Neuroreport. 2003 Nov 14;14(16):2095-8. doi: 10.1097/00001756-200311140-00017.
The present study was conducted to clarify a role of pituitary adenylate cyclase-activating polypeptide (PACAP) and PACAP type 1 receptor (PAC1R) in learning and memory function. We demonstrated long-term potentiation (LTP) in vivo in the dentate gyrus of PAC1R exon 2-deficient (PAC1R-/-) mice and heterozygous PACAP-deficient (PACAP+/-) mice using extracellular recording techniques. We used two paradigms of tetanic stimulation, suprathreshold and at threshold tetanus, which both induced LTP in vivo in PAC1R-/- and PACAP+/- mice. However, the population spike of 'at threshold' but not 'suprathreshold' LTP decreased significantly in PAC1R-/- and PACAP+/- mice. At threshold LTP of PACAP+/- mice was impaired greater than the one of PAC1R-/- mice. Thus, both PACAP and PAC1R could contribute to the establishment of LTP in a gene dosage-dependent manner, although PACAP rather than PAC1R might play a pivotal role in learning and memory function.
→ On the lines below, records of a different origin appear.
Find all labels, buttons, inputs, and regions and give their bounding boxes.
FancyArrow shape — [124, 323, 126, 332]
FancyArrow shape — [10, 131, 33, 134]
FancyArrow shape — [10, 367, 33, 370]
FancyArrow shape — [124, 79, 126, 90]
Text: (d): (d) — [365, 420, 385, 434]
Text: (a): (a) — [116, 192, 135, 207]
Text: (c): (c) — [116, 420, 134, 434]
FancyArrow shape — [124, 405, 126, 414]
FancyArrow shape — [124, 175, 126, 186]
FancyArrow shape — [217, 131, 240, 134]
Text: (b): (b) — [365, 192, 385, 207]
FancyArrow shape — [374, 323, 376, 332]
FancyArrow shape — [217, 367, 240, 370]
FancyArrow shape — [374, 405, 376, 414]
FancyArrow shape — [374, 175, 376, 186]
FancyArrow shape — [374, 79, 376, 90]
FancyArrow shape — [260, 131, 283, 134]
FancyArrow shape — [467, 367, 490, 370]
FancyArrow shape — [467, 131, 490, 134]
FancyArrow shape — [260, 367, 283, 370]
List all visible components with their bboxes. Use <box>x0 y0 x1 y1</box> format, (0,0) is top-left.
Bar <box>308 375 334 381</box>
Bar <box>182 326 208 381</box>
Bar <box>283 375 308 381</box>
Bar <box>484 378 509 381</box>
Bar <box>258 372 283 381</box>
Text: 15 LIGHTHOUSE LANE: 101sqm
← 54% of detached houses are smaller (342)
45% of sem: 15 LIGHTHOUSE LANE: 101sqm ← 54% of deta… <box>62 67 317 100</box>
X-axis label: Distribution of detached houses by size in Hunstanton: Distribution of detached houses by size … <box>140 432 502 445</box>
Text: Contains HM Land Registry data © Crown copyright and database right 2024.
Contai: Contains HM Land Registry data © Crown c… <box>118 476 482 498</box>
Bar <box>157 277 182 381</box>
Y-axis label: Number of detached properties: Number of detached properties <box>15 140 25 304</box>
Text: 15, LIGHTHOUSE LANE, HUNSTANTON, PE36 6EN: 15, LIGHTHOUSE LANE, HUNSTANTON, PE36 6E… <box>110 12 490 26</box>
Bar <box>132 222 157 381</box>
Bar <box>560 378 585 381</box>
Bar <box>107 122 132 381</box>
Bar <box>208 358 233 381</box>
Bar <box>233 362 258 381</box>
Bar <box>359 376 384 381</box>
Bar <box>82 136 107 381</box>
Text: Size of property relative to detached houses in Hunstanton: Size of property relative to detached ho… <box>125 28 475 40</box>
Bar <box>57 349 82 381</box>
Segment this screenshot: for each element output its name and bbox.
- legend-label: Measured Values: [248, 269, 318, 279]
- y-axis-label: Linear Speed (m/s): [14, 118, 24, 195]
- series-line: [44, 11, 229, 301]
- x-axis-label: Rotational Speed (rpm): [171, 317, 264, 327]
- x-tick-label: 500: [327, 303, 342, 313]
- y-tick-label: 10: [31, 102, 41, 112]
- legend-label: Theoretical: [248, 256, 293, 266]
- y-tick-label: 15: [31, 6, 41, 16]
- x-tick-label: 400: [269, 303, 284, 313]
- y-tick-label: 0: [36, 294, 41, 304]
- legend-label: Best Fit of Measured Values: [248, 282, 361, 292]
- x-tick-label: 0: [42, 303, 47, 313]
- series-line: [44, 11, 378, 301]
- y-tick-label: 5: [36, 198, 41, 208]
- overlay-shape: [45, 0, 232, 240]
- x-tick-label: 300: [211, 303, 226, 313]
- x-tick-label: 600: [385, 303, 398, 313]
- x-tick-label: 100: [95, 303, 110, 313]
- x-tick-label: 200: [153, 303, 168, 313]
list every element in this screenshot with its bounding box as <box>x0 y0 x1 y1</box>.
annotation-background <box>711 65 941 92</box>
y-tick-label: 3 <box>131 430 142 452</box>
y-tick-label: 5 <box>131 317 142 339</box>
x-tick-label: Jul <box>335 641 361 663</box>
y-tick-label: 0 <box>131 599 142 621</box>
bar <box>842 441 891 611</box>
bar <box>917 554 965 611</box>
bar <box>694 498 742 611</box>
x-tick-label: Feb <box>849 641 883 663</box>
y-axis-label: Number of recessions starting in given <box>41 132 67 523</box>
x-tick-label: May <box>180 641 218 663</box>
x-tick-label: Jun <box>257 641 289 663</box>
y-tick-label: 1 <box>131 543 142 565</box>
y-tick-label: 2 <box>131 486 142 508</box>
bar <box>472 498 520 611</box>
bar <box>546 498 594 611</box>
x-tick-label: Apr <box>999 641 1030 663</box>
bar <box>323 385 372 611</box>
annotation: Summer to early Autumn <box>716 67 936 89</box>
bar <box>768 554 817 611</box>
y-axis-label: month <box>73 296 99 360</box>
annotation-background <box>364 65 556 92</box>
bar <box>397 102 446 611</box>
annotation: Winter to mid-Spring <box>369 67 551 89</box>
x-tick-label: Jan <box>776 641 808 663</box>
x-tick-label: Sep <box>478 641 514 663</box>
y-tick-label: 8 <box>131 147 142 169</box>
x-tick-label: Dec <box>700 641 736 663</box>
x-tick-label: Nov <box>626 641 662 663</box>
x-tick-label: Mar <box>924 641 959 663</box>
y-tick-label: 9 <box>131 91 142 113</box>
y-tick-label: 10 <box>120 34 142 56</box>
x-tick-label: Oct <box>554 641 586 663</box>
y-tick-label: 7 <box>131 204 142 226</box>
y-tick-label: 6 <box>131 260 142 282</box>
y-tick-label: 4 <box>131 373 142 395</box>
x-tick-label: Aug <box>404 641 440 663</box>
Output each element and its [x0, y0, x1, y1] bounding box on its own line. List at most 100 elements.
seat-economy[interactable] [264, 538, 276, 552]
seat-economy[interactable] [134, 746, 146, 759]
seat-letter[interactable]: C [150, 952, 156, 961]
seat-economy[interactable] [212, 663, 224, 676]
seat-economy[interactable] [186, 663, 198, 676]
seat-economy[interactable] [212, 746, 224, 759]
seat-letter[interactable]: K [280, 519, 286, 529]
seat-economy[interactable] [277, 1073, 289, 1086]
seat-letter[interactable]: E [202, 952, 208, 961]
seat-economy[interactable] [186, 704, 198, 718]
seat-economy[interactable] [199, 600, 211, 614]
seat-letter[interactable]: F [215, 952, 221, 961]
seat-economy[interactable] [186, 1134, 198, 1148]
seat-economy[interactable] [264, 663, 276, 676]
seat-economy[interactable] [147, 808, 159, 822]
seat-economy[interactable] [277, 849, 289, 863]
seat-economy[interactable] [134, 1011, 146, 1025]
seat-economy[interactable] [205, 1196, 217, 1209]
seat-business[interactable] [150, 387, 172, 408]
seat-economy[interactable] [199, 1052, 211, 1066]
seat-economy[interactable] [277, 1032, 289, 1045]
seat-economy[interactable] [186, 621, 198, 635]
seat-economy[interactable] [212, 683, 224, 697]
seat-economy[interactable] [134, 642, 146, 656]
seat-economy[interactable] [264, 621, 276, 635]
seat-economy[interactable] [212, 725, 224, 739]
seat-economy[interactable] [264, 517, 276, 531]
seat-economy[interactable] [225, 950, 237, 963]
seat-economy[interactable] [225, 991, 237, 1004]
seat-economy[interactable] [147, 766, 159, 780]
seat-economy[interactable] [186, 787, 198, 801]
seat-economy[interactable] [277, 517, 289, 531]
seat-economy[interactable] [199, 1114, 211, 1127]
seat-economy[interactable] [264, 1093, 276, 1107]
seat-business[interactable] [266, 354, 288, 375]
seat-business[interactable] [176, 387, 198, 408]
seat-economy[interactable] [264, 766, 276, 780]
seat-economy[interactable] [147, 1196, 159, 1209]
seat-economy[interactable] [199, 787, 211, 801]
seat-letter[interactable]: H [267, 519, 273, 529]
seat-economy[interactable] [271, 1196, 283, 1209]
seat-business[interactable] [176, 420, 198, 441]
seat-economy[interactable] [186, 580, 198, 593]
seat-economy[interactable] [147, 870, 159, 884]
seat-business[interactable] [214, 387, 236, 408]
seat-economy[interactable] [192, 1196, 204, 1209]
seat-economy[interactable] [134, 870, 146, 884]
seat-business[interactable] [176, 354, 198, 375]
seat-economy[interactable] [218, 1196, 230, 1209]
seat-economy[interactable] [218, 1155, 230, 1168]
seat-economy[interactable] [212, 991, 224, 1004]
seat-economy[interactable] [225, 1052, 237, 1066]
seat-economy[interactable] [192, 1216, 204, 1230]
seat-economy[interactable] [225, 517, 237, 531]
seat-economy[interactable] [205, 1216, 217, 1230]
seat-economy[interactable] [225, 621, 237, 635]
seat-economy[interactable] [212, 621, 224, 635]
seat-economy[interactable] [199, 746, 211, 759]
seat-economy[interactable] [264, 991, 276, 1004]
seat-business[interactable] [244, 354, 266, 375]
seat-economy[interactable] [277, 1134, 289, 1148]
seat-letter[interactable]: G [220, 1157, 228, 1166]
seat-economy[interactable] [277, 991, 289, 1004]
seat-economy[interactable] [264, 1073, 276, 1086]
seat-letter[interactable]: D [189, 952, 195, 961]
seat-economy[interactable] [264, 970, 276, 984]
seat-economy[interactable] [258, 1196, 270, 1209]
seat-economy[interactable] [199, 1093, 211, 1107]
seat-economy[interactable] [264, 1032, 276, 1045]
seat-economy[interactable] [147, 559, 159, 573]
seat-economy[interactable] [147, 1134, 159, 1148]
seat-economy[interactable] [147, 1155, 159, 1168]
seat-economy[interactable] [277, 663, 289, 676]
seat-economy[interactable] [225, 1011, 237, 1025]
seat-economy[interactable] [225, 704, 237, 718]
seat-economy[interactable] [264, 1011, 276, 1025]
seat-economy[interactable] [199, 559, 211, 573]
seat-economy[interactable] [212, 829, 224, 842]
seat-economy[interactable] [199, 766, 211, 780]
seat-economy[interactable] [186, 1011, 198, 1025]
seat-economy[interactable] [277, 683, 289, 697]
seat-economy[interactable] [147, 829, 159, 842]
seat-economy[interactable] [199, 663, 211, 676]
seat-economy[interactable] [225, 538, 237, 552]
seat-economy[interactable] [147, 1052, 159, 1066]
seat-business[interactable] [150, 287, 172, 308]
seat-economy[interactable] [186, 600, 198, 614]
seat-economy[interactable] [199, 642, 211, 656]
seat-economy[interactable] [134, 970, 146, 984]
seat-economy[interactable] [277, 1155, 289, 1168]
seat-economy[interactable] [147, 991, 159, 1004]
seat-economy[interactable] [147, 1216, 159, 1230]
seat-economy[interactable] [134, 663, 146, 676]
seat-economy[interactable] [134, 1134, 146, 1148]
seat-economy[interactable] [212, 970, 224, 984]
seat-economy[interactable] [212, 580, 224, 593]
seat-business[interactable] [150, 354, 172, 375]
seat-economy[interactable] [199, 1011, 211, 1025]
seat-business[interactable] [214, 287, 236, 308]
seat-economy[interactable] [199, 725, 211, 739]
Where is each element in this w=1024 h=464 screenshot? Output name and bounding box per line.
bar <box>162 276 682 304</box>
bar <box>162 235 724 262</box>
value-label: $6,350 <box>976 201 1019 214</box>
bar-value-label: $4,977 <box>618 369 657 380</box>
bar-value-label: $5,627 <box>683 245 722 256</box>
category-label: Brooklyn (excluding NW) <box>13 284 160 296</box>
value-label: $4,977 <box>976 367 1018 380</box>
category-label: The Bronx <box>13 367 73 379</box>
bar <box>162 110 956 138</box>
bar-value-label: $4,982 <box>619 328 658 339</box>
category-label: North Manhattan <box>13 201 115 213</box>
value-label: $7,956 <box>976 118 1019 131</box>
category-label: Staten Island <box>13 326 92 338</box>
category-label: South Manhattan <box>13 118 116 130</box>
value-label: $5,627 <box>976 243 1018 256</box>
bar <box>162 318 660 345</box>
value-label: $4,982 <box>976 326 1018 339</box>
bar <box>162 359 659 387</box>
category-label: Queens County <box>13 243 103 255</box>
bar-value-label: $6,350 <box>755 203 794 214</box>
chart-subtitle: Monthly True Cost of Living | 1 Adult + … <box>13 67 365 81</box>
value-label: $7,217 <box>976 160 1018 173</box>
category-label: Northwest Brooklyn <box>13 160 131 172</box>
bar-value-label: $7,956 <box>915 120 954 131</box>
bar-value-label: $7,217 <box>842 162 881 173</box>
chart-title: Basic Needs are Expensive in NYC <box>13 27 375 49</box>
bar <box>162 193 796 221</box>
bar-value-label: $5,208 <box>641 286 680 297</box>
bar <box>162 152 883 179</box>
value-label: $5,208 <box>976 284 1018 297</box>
本研究旨在阐明垂体腺苷酸环化酶激活多肽(PACAP)和PACAP 1型受体(PAC1R)在学习和记忆功能中的作用。我们使用细胞外记录技术,在PAC1R外显子2缺陷(PAC1R-/-)小鼠和杂合PACAP缺陷(PACAP+/-)小鼠的齿状回中证明了体内长时程增强(LTP)。我们使用了两种强直刺激范式,即阈上强直刺激和阈下强直刺激,二者均能在PAC1R-/-和PACAP+/-小鼠体内诱导LTP。然而,在PAC1R-/-和PACAP+/-小鼠中,“阈下”而非“阈上”LTP的群体峰电位显著降低。PACAP+/-小鼠的阈下LTP受损程度大于PAC1R-/-小鼠。因此,尽管PACAP而非PAC1R可能在学习和记忆功能中起关键作用,但PACAP和PAC1R均可通过基因剂量依赖性方式促进LTP的建立。